En un artículo titulado “Noticias relevantes”, publicado por la prensa estatal, Castro dijo que recientemente se han registrado tres hechos relevantes, entre ellos la visita de la directora general de la Organización Mundial de la Salud (OMS), Margaret Chan.
Los otros dos temas sobre los que llamó la atención fueron la votación récord de 187 países en la Asamblea General de ONU a favor del levantamiento del bloqueo y la conmemoración del 50 aniversario de la desaparición del héroe guerrillero Camilo Cienfuegos.
Haciendo historia sobre la influenza humana, el ex gobernante dijo que los síntomas iniciales del virus A/H1N1 surgieron en México desde el primer trimestre del presente año y casi, simultáneamente, en Estados Unidos y Canadá, y de ahí se trasladó a España.
“De esta forma resultó que los cuatro países que más generan turismo o viajes a nuestro país por otras causas, eran aquellos en los que, en mayor grado, se había extendido la epidemia en el mundo”, observó en su habitual columna “Reflexiones”.
Señaló que cuando el presidente de Estados Unidos, Barak Obama, levantó las restricciones a los cubano-americanos para los viajes a Cuba (en abril pasado), en gran número de estados de esa nación ya se había extendido la epidemia.
Según Castro, “se produjo así el extraño caso de que Estados Unidos, por un lado, autorizó los viajes del mayor número de personas portadores del virus y, por otro, prohíbe la adquisición de equipos y medicamentos para combatir la epidemia”.

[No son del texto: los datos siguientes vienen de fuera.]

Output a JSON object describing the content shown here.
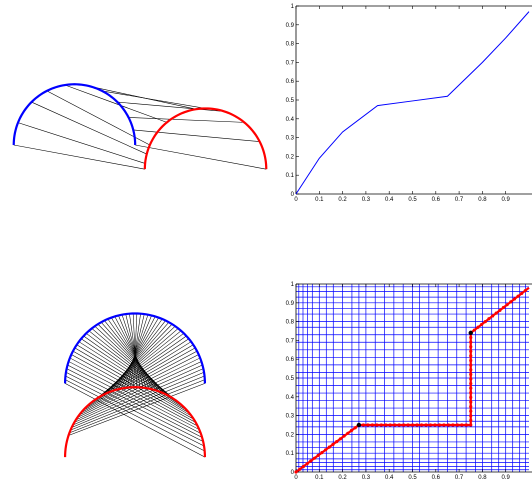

Pero a renglón seguido aclaró que no piensa “desde luego, que esa haya sido la intención del gobierno de Estados Unidos, pero es la realidad que resulta del absurdo y vergonzoso bloqueo impuesto a nuestro pueblo”.
Sobre la visita de Chan, explicó que la directora general de la OMS le informó que Cuba está entre los países a priorizar para la entrega de la vacuna contra el virus A/H1N1, pero aclaró que las primeras “tardarán en llegar varias semanas o tal vez dos o tres meses”.
Castro, de 83 años, dijo que Cuba dispone del medicamento antiviral y la materia prima necesaria para el tratamiento terapéutico de la enfermedad y aseguró que el gobierno de la isla comunicará “con toda precisión” el número de casos y los enfermos.